Niall: "Why did you just say you're single on that radio interview?" she asks as soon as I step backstage. Crap. I run my fingers through my hair and frown, knowing I've got to be honest with her. "(Y/N), I'm sorry. I didn't mean to offend you or lie or anything but once people know about us," I begin, taking her hands in mine and giving her a small shrug. "They're never going to leave you alone. Fans will be asking for pictures and tweeting you nasty things and people will stop you on the street and follow you with cameras and...it's hard," I sigh. "I want people to know I'm taken and that you're mine and I'm yours but once people know I'm with someone they'll do anything to figure it out and when they do it's going to be so hard on you..." She shakes her head and lets out a sigh. "Niall, that's really sweet and all but at some point this is going to happen--we can't be secret forever," she says softly. I know she's right. "I love you," I smile, leaning over and giving her a quick kiss. "Do you think the interviewer will let me change my answer?" 

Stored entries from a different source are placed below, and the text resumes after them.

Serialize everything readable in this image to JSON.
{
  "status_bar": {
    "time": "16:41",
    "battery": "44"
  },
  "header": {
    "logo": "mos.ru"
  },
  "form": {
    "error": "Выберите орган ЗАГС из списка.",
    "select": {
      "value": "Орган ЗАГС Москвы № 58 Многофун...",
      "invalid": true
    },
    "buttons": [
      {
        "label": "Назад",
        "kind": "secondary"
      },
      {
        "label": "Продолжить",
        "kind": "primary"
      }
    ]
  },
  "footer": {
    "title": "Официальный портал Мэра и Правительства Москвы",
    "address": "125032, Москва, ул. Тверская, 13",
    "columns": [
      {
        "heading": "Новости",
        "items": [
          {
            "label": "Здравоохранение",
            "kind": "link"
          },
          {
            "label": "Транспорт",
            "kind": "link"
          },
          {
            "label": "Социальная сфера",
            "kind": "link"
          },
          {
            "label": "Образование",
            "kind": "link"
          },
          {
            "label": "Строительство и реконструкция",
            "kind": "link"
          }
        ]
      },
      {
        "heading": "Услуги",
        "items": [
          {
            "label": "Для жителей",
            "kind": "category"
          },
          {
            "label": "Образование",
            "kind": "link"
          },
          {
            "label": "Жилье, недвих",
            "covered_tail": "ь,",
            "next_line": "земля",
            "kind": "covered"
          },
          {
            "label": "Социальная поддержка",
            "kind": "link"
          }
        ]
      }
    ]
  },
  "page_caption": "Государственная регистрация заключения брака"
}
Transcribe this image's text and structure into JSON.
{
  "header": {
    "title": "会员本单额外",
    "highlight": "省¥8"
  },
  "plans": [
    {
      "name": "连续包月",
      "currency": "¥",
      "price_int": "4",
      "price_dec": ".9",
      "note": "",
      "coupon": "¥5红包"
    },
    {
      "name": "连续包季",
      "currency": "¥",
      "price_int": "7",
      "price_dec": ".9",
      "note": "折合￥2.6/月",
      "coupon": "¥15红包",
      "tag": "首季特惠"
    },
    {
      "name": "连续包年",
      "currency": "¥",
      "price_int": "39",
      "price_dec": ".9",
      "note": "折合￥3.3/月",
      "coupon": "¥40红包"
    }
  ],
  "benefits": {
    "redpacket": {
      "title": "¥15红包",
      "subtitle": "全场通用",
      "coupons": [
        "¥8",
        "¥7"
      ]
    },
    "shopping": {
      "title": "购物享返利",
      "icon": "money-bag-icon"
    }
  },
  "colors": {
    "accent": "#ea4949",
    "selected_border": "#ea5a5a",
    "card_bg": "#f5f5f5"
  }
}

Liam: "Let's go out tonight," she smiles, looking at me from beneath her eyelashes. I hesitantly look out the window where a few stray paparazzi toting around cameras are waiting and shake my head. "Sorry, but there's cameras and paparazzi and...let's just watch movies or something, okay?" I offer, biting my lip and feeling guilty for doing this. I absolutely want to go out and spend more time with her, any time spent with her is time I'd like to spend, you know? But the world doesn't know about us yet and I want to keep it that way for as long as I can. "Liam," she sighs, crossing her legs on the sofa and pouting. "We do that all the time, I just want to go out with you and have fun, I mean, I love just sitting here watching movies but..." she says softly, tugging at a string on her sweater. "Are you embarrassed to be seen with me or something?" I quickly shake my head, surprised she could ever think that. "Absolutely not! No, that's not why," I assure her, leaning over and placing my hand on her cheek. "I want to be seen with you, I want to show you off a bit, yeah, but..." She gives a small smile and urges me to continue. "I've seen what the fame and the rumors and tabloids have done to my past relationships and the boys' relationships and I'm scared...I really love you and I don't want anything to come between us or tear us apart," I admit, flickering my gaze to the ground. "Liam, I love you more than anything and nothing will ever come between us and nothing will ever tear us apart because we're stronger than that, you know?" she promises, kissing my cheek. "If you don't want to go public yet, though, I understand." I look out the window at the guys holding cameras and microphones and decide it's now or never. "You know what? Nothing will ever come between us. We're going out tonight," I decide, taking her hand and admiring the way her face lights up in a smile.